Bense onun kapısında kul olmaktan mutluyum.
Mevlânâ
Yüce Kitabımız Kur’ân, insanoğlunun yaratılış gayesinin kulluk olduğunu zikreder (Zâriyât, 51/56). Arapçada aynı kökün mastarı olan ubûdiyet ve ibadet kelimeleri, birbirleriyle ilişkili olsa da dilimizde çoğu zaman farklı iki anlamda kullanılmaktadır. Ubûdiyet, genellikle kulluk kelimesiyle ifade edilmekte, kulluğun birtakım gereklerine ise ibadet denilmektedir. Oysa âyet-i kerimede söz konusu edilen husus hem ubudiyet hem de ibadettir. Yani kulluk, sadece kalıplaşmış ibadetleri değil, insan hayatının her yönünü kapsar. “Yalnız sana ibadet ederiz ve yalnız senden yardım dileriz.” ahdimizde de Rabbimiz’e yönelttiğimiz husus belli ibadetlerden öte hayatımızın her anıdır. Zira Rabbimiz, bizi kendisine kulluk etmemiz için yarattığını belirtir. Köle olarak da anılan kulun (abd) görevi, efendisinin verdiği vazifeleri yerine getirmek, sadece onun için çalışmak, onun sözünden dışarı çıkmamaktır. Nitekim Efendimiz (sas) genç arkadaşı Muâz b. Cebel’le (ra) yaptığı samimi bir muhabbetinde ona Allah’ın kulları üzerindeki hakkının ne olduğunu sormuş, ardından “Allah’ın kulları üzerindeki hakkı, Allah’a kulluk/ibadet etmeleri ve O’na hiçbir şeyi ortak koşmamalarıdır.” diye açıklamıştır (Buhârî, “Cihâd”, 46). Beyyine Sûresi’nde de Allah’a yürekten inanıp samimiyetle sadece ona kulluk etmek dosdoğru din olarak tanımlanmıştır (Beyyine, 98/4).

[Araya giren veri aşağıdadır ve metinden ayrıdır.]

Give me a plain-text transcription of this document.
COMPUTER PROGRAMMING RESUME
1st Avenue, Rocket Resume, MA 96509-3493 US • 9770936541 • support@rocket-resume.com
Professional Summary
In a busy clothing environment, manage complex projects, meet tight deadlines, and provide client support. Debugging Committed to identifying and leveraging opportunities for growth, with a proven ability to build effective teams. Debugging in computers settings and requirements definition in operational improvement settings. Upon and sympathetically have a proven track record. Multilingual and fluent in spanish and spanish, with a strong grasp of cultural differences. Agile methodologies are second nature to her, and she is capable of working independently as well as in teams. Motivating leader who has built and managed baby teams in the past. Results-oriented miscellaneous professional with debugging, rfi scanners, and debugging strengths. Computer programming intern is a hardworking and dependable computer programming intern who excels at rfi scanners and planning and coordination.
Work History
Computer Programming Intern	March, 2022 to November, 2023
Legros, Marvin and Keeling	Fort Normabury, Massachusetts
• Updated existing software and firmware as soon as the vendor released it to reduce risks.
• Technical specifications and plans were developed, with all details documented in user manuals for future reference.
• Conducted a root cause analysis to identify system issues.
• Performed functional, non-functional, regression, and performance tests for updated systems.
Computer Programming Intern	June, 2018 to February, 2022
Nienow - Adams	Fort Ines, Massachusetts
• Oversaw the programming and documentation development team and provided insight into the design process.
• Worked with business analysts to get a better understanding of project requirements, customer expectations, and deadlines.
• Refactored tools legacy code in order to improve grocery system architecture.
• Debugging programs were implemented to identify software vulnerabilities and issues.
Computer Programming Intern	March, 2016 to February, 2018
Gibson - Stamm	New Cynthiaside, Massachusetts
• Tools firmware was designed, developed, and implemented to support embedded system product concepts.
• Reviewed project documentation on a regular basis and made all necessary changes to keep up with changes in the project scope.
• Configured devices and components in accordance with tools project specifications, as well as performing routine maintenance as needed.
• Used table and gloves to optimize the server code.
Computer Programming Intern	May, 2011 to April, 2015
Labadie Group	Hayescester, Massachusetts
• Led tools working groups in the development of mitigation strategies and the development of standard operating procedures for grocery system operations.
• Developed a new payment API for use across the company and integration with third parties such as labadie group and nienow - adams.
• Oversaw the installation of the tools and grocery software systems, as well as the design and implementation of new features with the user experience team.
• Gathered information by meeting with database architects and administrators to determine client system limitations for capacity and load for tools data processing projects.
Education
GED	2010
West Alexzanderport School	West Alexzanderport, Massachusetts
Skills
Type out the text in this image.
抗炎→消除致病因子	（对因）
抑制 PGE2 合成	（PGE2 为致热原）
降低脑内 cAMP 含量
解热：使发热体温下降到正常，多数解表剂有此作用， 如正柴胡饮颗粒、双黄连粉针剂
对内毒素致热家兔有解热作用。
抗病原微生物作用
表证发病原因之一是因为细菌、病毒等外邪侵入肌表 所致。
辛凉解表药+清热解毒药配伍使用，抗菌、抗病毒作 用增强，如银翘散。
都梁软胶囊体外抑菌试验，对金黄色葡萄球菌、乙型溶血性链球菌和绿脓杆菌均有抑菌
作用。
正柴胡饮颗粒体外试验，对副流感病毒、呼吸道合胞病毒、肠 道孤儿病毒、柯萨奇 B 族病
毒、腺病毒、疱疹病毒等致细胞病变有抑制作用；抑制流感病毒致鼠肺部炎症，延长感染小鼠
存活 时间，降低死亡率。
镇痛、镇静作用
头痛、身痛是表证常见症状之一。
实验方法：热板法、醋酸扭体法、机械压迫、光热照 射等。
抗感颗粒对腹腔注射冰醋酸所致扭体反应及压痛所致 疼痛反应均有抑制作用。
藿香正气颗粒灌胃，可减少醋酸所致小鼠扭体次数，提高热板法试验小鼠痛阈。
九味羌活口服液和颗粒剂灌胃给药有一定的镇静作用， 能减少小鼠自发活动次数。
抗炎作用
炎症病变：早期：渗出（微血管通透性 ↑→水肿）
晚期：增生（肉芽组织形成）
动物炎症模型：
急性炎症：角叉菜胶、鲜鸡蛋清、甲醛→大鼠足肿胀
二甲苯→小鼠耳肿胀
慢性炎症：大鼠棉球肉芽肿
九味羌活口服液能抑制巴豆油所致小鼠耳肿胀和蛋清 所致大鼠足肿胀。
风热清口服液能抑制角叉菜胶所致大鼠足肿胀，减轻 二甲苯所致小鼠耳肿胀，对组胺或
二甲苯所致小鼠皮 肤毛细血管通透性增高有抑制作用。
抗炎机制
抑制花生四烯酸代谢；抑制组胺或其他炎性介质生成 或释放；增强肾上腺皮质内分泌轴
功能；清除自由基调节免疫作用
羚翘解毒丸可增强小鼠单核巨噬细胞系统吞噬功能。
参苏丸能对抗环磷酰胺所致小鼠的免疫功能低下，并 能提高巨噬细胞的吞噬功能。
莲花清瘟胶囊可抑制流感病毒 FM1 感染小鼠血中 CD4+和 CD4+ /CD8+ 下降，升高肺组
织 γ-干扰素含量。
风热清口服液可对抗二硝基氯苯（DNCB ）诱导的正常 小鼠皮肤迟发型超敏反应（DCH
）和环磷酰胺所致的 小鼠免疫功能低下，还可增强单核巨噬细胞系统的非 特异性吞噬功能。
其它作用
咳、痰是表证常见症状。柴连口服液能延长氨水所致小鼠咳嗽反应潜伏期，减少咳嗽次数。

Köle, efendisinin buyruklarını yerine getirirken onun hoşnut olmayacağı işlerden de kaçınmalıdır. Bu durum kul için de geçerlidir. Kul, Rabbi’nin emirlerine uymalı, sınırlarını da muhafaza etmelidir. Buna ne kadar çok riayet ederse Rabbi tarafından o kadar sevilecek, takdirle karşılanacak, şahsî işlerinde Rabbi’ni hep yanında bulacaktır. Kudsî bir hadiste bu durum şöyle ifade edilmiştir: “Kulum kendisine farz kıldığım şeylerden başka bana daha sevimli herhangi bir şeyle yakınlık kazanamaz. Kulum bana farzlara ilaveten işlediği nafile ibadetlerle durmadan yaklaşır, nihayet ben onu severim. Kulumu sevince de adeta onun işiten kulağı, gören gözü, tutan eli ve yürüyen ayağı olurum. Benden her ne isterse, onu mutlaka veririm; bana sığınırsa, onu korurum.” (Buhârî, “Rikâk” 38). Bir başka rivayette ise Yüce Rabbimiz, “Ben, kulumun benim hakkımdaki zannı ne ise öyleyim. Beni andığında onunla beraberim. O beni kendi başına anarsa, ben de onu kendi başıma anarım. O beni bir topluluk içinde anarsa, ben de onu o topluluktan daha hayırlı bir topluluk içinde anarım. O bana bir karış yaklaşırsa, ben ona bir arşın yaklaşırım. O bana bir arşın yaklaşırsa, ben ona bir kulaç yaklaşırım. O bana yürüyerek gelirse, ben ona koşarak gelirim!” (Buhârî, “Tevhîd”, 15) buyurur. Ancak kul, sorumluluklarını unutur ve sınırları aşarsa efendisinin bu yakınlığından, desteğinden, affından mahrum kalır, huzur bulamaz. Rabbimiz, “Kim beni anmaktan yüz çevirirse mutlaka sıkıntılı bir hayatı olacaktır.” dedikten sonra kulunun karşı itirazına “İşte böyle! Sana âyetlerimiz geldiğinde onları unutmuştun, bugün de aynı şekilde sen unutuluyorsun!” buyruğuyla cevap verir (Tâhâ, 20/124-126). Dolayısıyla kul, kendisini yaratan ve yaşatan Rabbi’ni unutup O’nun emirlerini yerine getirmezse, Rabbi de kulunu unutacak, yani ona yardım etmeyecek, dünya ve ahirette onu yüzüstü bırakacaktır. Bu yüzden Yüce Rabbimiz, “Allah’ı unutan ve bu yüzden de Allah’ın da onlara kendilerini unutturduğu kimseler gibi olmayın.” (Haşr, 59/19) buyurarak kullarını uyarmaktadır.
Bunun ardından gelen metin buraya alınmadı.